Note that for NEB calculations, the the lattice vectors and order of sites
(atomic indices) must be consistent in both ``struct1`` and ``struct2``.
This can be ensured by using the ``orient_s2_like_s1()`` function in
``doped.utils.configurations``, as shown in the ``doped`` tutorials. This
is also desirable for CC diagrams, as the atomic indices are assumed to
match for many parsing and plotting functions (e.g. in ``nonrad`` and
``CarrierCapture.jl``), but is not strictly necessary. If the input
structures are detected to be different (symmetry-inequivalent) geometries
(e.g. not a simple defect migration between two symmetry-equivalent sites),
but have mis-matching orientations/ positions (such that they do not
correspond to the shortest linear path between them), a warning will be
raised. See the ``doped`` configuration coordinate / NEB path generation
tutorial for a deeper explanation. (TODO)

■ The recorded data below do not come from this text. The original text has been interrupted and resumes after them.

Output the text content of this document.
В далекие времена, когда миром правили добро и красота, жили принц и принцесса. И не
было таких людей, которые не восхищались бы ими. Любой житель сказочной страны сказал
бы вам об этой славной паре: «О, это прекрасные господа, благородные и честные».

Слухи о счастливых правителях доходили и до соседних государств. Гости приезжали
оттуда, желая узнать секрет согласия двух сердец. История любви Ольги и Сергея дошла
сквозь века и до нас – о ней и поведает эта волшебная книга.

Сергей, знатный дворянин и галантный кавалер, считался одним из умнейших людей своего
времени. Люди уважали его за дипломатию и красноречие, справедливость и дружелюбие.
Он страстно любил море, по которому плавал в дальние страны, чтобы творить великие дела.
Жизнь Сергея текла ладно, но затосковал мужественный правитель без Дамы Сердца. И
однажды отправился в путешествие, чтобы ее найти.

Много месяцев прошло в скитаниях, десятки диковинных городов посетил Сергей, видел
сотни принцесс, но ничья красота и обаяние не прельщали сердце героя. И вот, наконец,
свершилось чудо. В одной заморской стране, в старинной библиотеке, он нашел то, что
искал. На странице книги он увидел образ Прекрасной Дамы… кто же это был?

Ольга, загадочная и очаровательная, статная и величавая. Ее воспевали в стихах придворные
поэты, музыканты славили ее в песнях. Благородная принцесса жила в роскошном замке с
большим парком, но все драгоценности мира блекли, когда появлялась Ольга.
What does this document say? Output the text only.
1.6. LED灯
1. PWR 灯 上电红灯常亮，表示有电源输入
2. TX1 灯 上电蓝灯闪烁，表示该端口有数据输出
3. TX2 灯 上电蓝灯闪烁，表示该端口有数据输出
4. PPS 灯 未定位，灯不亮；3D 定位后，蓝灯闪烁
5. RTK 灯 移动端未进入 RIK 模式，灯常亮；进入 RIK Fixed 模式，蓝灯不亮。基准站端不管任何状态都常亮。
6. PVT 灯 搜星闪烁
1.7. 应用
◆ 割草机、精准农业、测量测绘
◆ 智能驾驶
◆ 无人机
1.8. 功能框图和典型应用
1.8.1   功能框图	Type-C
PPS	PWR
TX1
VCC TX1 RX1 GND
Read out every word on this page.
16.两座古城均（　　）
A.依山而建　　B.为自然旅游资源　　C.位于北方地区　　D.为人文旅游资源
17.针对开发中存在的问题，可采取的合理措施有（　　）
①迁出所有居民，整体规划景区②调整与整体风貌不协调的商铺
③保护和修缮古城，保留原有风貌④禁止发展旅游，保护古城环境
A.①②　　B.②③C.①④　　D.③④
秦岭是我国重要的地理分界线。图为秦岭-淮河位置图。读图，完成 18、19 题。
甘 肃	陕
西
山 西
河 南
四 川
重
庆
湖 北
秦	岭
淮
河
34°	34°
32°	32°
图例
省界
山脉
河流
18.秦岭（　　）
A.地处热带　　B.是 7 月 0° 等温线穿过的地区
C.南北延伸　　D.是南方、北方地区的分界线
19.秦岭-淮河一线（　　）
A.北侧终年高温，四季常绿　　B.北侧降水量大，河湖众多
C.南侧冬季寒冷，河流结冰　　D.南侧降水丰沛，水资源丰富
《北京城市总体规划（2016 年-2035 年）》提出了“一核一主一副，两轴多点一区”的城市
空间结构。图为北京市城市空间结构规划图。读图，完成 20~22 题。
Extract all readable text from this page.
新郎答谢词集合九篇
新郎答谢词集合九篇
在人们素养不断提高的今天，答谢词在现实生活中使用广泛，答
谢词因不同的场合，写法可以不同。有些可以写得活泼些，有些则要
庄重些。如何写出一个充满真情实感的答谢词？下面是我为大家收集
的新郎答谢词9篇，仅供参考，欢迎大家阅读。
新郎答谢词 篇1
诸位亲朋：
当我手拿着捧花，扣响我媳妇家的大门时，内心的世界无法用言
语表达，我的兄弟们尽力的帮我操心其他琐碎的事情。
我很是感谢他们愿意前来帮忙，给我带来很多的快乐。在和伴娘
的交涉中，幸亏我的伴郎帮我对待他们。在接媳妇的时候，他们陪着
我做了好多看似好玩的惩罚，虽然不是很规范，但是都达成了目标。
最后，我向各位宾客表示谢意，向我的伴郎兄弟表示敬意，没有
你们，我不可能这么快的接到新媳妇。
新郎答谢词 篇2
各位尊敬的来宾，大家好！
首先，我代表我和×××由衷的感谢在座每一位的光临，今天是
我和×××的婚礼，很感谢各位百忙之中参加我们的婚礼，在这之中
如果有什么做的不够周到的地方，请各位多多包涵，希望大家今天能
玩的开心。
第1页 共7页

If only ``n_images`` is set (and ``displacements`` is ``None``)(default),
then only one set of interpolated structures is written (in other words,
assuming a standard NEB/PES calculation is being performed). If
``displacements`` (and possibly ``displacements2``) is set, then two sets
of interpolated structures are written (in other words, assuming a CC /
non-radiative recombination calculation is being performed, where the two
sets of structures are to be calculated in separate charge/spin etc
states).
Args:
struct1 (Structure): Initial structure.
struct2 (Structure): Final structure.
output_dir (PathLike):
Directory to write the interpolated structures to. Defaults to
"Configuration_Coordinate" if ``displacements`` is set, otherwise
"NEB".
n_images (int):
Number of images to interpolate between ``struct1`` and
``struct2``, or a list of fractional interpolation values
(displacements) to use. Note that ``n_images`` is ignored if
``displacements`` is set (in which case CC / non-radiative
recombination calculations are assumed -- generating two sets of
interpolated structures -- otherwise a standard NEB / PES
calculation is assumed -- generating one set of structures).
Default: 7
displacements (np.ndarray or list):
Displacements to use for ``struct1`` along the linear
transformation path to ``struct2``. If set, then CC / non-radiative
recombination calculations are assumed, and two sets of
interpolated structures will be written to file. If set and
``displacements2`` is not set, then the same set of displacements
is used for both sets of interpolated structures. Default: ``None``
displacements2 (np.ndarray or list):
Displacements to use for ``struct2`` along the linear
transformation path to ``struct1``. If not set and
``displacements`` is not ``None``, then the same set of
displacements is used for both sets of interpolated structures.
Default: ``None``
"""
path_structs = get_path_structures(struct1, struct2, n_images, displacements, displacements2)
path_struct_dicts = [path_structs] if isinstance(path_structs, dict) else list(path_structs)
output_dir = output_dir or ("Configuration_Coordinate" if displacements is not None else "NEB")
for i, path_struct_dict in enumerate(path_struct_dicts):
for folder, struct in path_struct_dict.items():
PES_dir = f"PES_{i+1}" if len(path_struct_dicts) > 1 else ""
path_to_folder = f"{output_dir}/{PES_dir}/{folder}"
os.makedirs(path_to_folder, exist_ok=True)
struct.to(filename=f"{path_to_folder}/POSCAR", fmt="poscar")
# TODO: Quick tests
# TODO: Re-orient directly in generation functions, but with option not to?